Functional Requirements¶
Functional requirements below align closely with the goals outlined earlier - improving usability, reliability, scalability, and maintenance in managing models within distributed environments.
Model Creation and Tracking¶
Support creation of new models as well as other CRUD operations with integrated checkpoints management and versioning. Users need to manage new and existing models easily, including simple and fast weights control, which helps maintain flexibility and track model history, signatures and model metadata.

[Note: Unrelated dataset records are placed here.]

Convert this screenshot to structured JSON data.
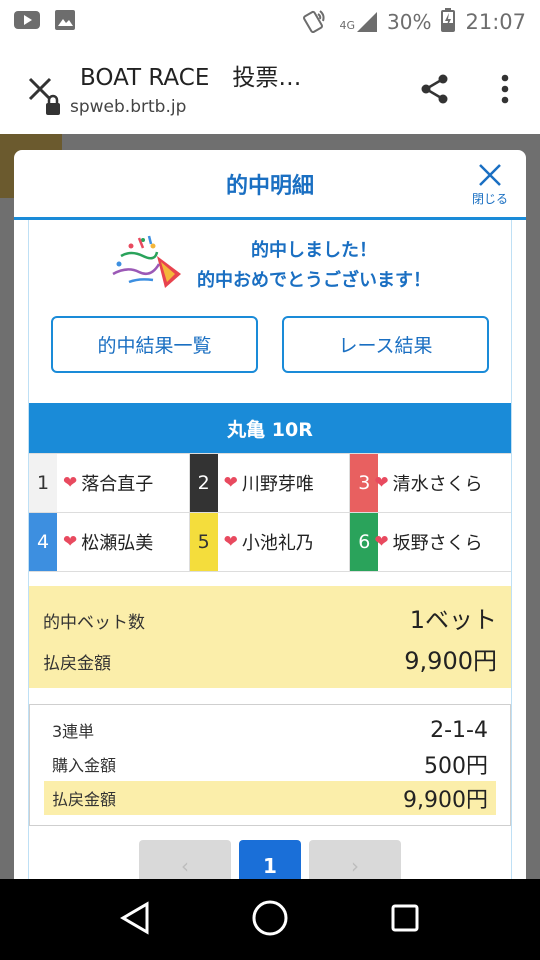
{
  "status_bar": {
    "network": "4G",
    "battery": "30%",
    "time": "21:07"
  },
  "browser": {
    "title": "BOAT RACE　投票…",
    "url": "spweb.brtb.jp"
  },
  "modal": {
    "title": "的中明細",
    "close_label": "閉じる",
    "congrats_line1": "的中しました！",
    "congrats_line2": "的中おめでとうございます！",
    "buttons": {
      "results_list": "的中結果一覧",
      "race_results": "レース結果"
    },
    "race": {
      "title": "丸亀 10R",
      "racers": [
        {
          "lane": "1",
          "name": "落合直子"
        },
        {
          "lane": "2",
          "name": "川野芽唯"
        },
        {
          "lane": "3",
          "name": "清水さくら"
        },
        {
          "lane": "4",
          "name": "松瀬弘美"
        },
        {
          "lane": "5",
          "name": "小池礼乃"
        },
        {
          "lane": "6",
          "name": "坂野さくら"
        }
      ]
    },
    "summary": {
      "hit_bets_label": "的中ベット数",
      "hit_bets_value": "1ベット",
      "payout_label": "払戻金額",
      "payout_value": "9,900円"
    },
    "detail": {
      "bet_type_label": "3連単",
      "bet_type_value": "2-1-4",
      "purchase_label": "購入金額",
      "purchase_value": "500円",
      "payout_label": "払戻金額",
      "payout_value": "9,900円"
    },
    "pager": {
      "prev": "‹",
      "current": "1",
      "next": "›"
    }
  },
  "colors": {
    "accent": "#1a8bd8",
    "highlight": "#fbeeaa",
    "lane_1": "#f2f2f2",
    "lane_2": "#333333",
    "lane_3": "#e86060",
    "lane_4": "#3d8fe0",
    "lane_5": "#f4dd3c",
    "lane_6": "#2aa35b"
  }
}
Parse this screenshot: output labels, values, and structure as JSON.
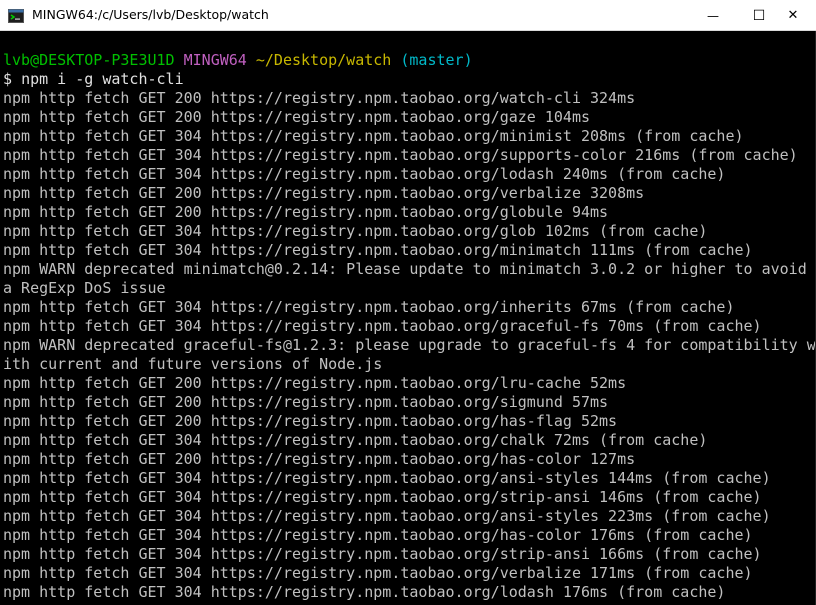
{
  "window": {
    "title": "MINGW64:/c/Users/lvb/Desktop/watch",
    "icon": "mingw-terminal-icon",
    "minimize_glyph": "—",
    "maximize_glyph": "☐",
    "close_glyph": "✕"
  },
  "prompt": {
    "user_host": "lvb@DESKTOP-P3E3U1D",
    "system": "MINGW64",
    "path": "~/Desktop/watch",
    "branch": "(master)",
    "symbol": "$",
    "command": "npm i -g watch-cli"
  },
  "output": [
    "npm http fetch GET 200 https://registry.npm.taobao.org/watch-cli 324ms",
    "npm http fetch GET 200 https://registry.npm.taobao.org/gaze 104ms",
    "npm http fetch GET 304 https://registry.npm.taobao.org/minimist 208ms (from cache)",
    "npm http fetch GET 304 https://registry.npm.taobao.org/supports-color 216ms (from cache)",
    "npm http fetch GET 304 https://registry.npm.taobao.org/lodash 240ms (from cache)",
    "npm http fetch GET 200 https://registry.npm.taobao.org/verbalize 3208ms",
    "npm http fetch GET 200 https://registry.npm.taobao.org/globule 94ms",
    "npm http fetch GET 304 https://registry.npm.taobao.org/glob 102ms (from cache)",
    "npm http fetch GET 304 https://registry.npm.taobao.org/minimatch 111ms (from cache)",
    "npm WARN deprecated minimatch@0.2.14: Please update to minimatch 3.0.2 or higher to avoid",
    "a RegExp DoS issue",
    "npm http fetch GET 304 https://registry.npm.taobao.org/inherits 67ms (from cache)",
    "npm http fetch GET 304 https://registry.npm.taobao.org/graceful-fs 70ms (from cache)",
    "npm WARN deprecated graceful-fs@1.2.3: please upgrade to graceful-fs 4 for compatibility w",
    "ith current and future versions of Node.js",
    "npm http fetch GET 200 https://registry.npm.taobao.org/lru-cache 52ms",
    "npm http fetch GET 200 https://registry.npm.taobao.org/sigmund 57ms",
    "npm http fetch GET 200 https://registry.npm.taobao.org/has-flag 52ms",
    "npm http fetch GET 304 https://registry.npm.taobao.org/chalk 72ms (from cache)",
    "npm http fetch GET 200 https://registry.npm.taobao.org/has-color 127ms",
    "npm http fetch GET 304 https://registry.npm.taobao.org/ansi-styles 144ms (from cache)",
    "npm http fetch GET 304 https://registry.npm.taobao.org/strip-ansi 146ms (from cache)",
    "npm http fetch GET 304 https://registry.npm.taobao.org/ansi-styles 223ms (from cache)",
    "npm http fetch GET 304 https://registry.npm.taobao.org/has-color 176ms (from cache)",
    "npm http fetch GET 304 https://registry.npm.taobao.org/strip-ansi 166ms (from cache)",
    "npm http fetch GET 304 https://registry.npm.taobao.org/verbalize 171ms (from cache)",
    "npm http fetch GET 304 https://registry.npm.taobao.org/lodash 176ms (from cache)"
  ],
  "colors": {
    "user_host": "#00c000",
    "system": "#c060c0",
    "path": "#c8b800",
    "branch": "#00b8c8",
    "output_text": "#c0c0c0",
    "background": "#000000"
  }
}
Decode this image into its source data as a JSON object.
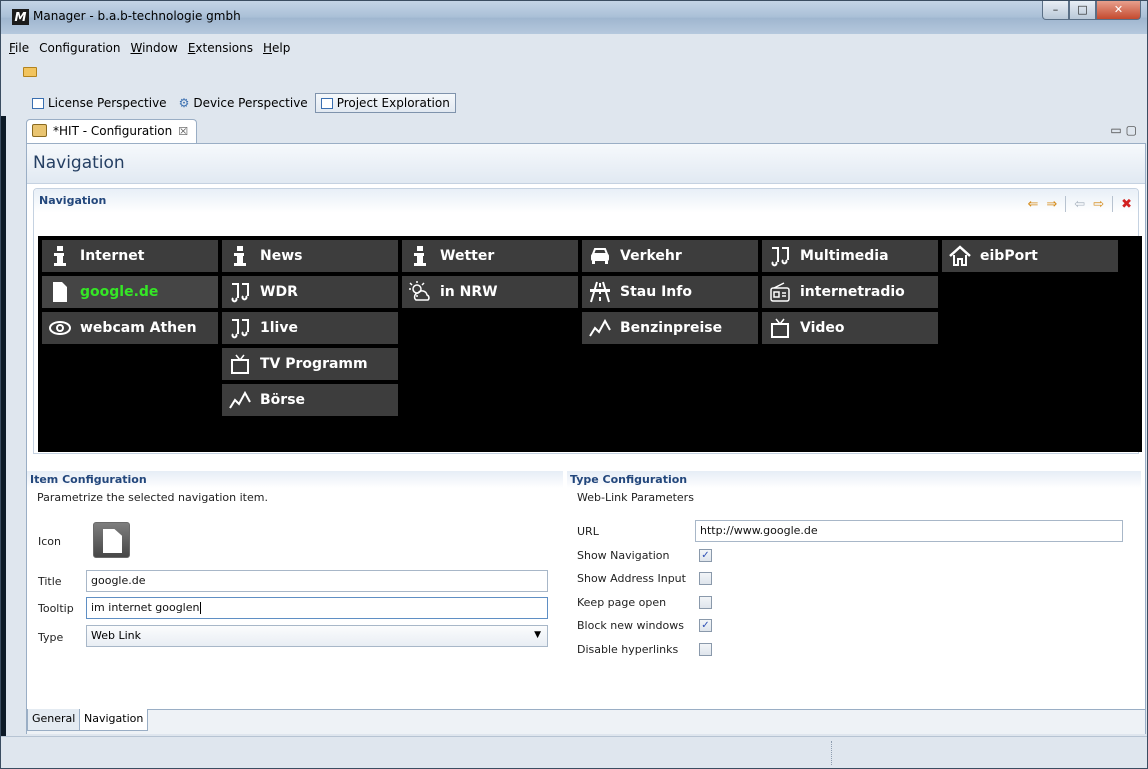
{
  "window": {
    "title": "Manager - b.a.b-technologie gmbh",
    "app_icon": "M",
    "min": "–",
    "max": "□",
    "close": "✕"
  },
  "menu": [
    {
      "pre": "",
      "acc": "F",
      "post": "ile"
    },
    {
      "pre": "Configuration",
      "acc": "",
      "post": ""
    },
    {
      "pre": "",
      "acc": "W",
      "post": "indow"
    },
    {
      "pre": "",
      "acc": "E",
      "post": "xtensions"
    },
    {
      "pre": "",
      "acc": "H",
      "post": "elp"
    }
  ],
  "perspectives": [
    {
      "label": "License Perspective",
      "icon": "license-perspective-icon"
    },
    {
      "label": "Device Perspective",
      "icon": "device-perspective-icon"
    },
    {
      "label": "Project Exploration",
      "icon": "project-exploration-icon"
    }
  ],
  "editor_tab": {
    "label": "*HIT - Configuration",
    "close": "☒"
  },
  "form": {
    "title": "Navigation"
  },
  "nav_section": {
    "title": "Navigation"
  },
  "tiles": [
    {
      "label": "Internet",
      "icon": "info-icon",
      "selected": false
    },
    {
      "label": "google.de",
      "icon": "document-icon",
      "selected": true
    },
    {
      "label": "webcam Athen",
      "icon": "eye-icon",
      "selected": false
    },
    {
      "label": "News",
      "icon": "info-icon",
      "selected": false
    },
    {
      "label": "WDR",
      "icon": "music-icon",
      "selected": false
    },
    {
      "label": "1live",
      "icon": "music-icon",
      "selected": false
    },
    {
      "label": "TV Programm",
      "icon": "tv-icon",
      "selected": false
    },
    {
      "label": "Börse",
      "icon": "chart-icon",
      "selected": false
    },
    {
      "label": "Wetter",
      "icon": "info-icon",
      "selected": false
    },
    {
      "label": "in NRW",
      "icon": "weather-icon",
      "selected": false
    },
    {
      "label": "Verkehr",
      "icon": "car-icon",
      "selected": false
    },
    {
      "label": "Stau Info",
      "icon": "road-icon",
      "selected": false
    },
    {
      "label": "Benzinpreise",
      "icon": "chart-icon",
      "selected": false
    },
    {
      "label": "Multimedia",
      "icon": "music-icon",
      "selected": false
    },
    {
      "label": "internetradio",
      "icon": "radio-icon",
      "selected": false
    },
    {
      "label": "Video",
      "icon": "tv-icon",
      "selected": false
    },
    {
      "label": "eibPort",
      "icon": "home-icon",
      "selected": false
    }
  ],
  "item_config": {
    "title": "Item Configuration",
    "desc": "Parametrize the selected navigation item.",
    "icon_label": "Icon",
    "title_label": "Title",
    "title_value": "google.de",
    "tooltip_label": "Tooltip",
    "tooltip_value": "im internet googlen",
    "type_label": "Type",
    "type_value": "Web Link"
  },
  "type_config": {
    "title": "Type Configuration",
    "desc": "Web-Link Parameters",
    "url_label": "URL",
    "url_value": "http://www.google.de",
    "options": [
      {
        "label": "Show Navigation",
        "checked": true
      },
      {
        "label": "Show Address Input",
        "checked": false
      },
      {
        "label": "Keep page open",
        "checked": false
      },
      {
        "label": "Block new windows",
        "checked": true
      },
      {
        "label": "Disable hyperlinks",
        "checked": false
      }
    ]
  },
  "bottom_tabs": [
    {
      "label": "General"
    },
    {
      "label": "Navigation"
    }
  ],
  "check_glyph": "✓",
  "colors": {
    "selected_tile_text": "#35e626",
    "tile_bg": "#3d3d3d",
    "canvas_bg": "#000000"
  }
}
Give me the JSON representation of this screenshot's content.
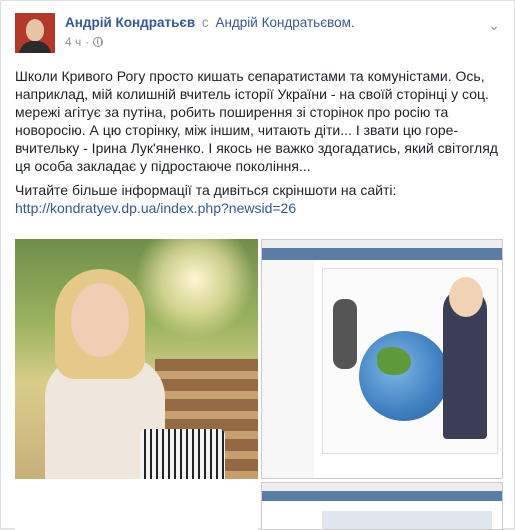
{
  "post": {
    "author": "Андрій Кондратьєв",
    "with_word": "с",
    "tagged": "Андрій Кондратьєвом.",
    "time": "4 ч",
    "paragraphs": [
      "Школи Кривого Рогу просто кишать сепаратистами та комуністами. Ось, наприклад, мій колишній вчитель історії України - на своїй сторінці у соц. мережі агітує за путіна, робить поширення зі сторінок про росію та новоросію. А цю сторінку, між іншим, читають діти... І звати цю горе-вчительку - Ірина Лук'яненко. І якось не важко здогадатись, який світогляд ця особа закладає у підростаюче покоління..."
    ],
    "read_more": "Читайте більше інформації та дивіться скріншоти на сайті:",
    "link": "http://kondratyev.dp.ua/index.php?newsid=26"
  },
  "icons": {
    "globe": "globe-icon",
    "chevron": "chevron-down-icon"
  },
  "colors": {
    "link": "#365899",
    "muted": "#90949c",
    "text": "#1d2129"
  }
}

Model metadata should include:
- Name, version, and description
- Checkpoint references associated with model version
- References to container registries where the model can be located
- Hardware requirements info linked to a model version
- Author and organization information
- Creation and modification dates
- License and usage restrictions
Container Registry Integration¶
The Model Registry service should facilitate authenticated pushes and pulls to local and remote container registries. Authentication reduces risks associated with unauthorized access and maintains data integrity.
Synchronization¶
The Model Registry service should have a mechanism to ensure automatic syncing of local model versions from remote repositories to avoid inconsistencies. Consistency across environments promotes reliable collaboration and avoids bugs caused by mismatched states. The service should provide transparent access to models regardless of their location either local or remote.
Validation Processes¶
This requirement implies usage of external tools such as Trivy or Clair for validating models against security vulnerabilities and quality checks. It ensures compliance with established standards, enhances trustworthiness and minimizes potential legal liabilities.
Storage Management¶
Automatic by schedule or semi-automatic cleaning up old or unused models, i.e. suggesting the list of dormant artifacts to remove or archive them for reducing clutter and freeing up valuable resources. This clean up functionality can be combined with Harbor abilities to garbage and remove untagged or missed artifacts, blobs and other data. The Model Registry service can collect models usage data and provide this information in the required format through the service API.
Monitoring Features¶
Metrics related to pulls/pushes, errors, and resource consumption should be collected and analyzed. Proactive monitoring allows early detection of problems impacting availability and overall efficiency.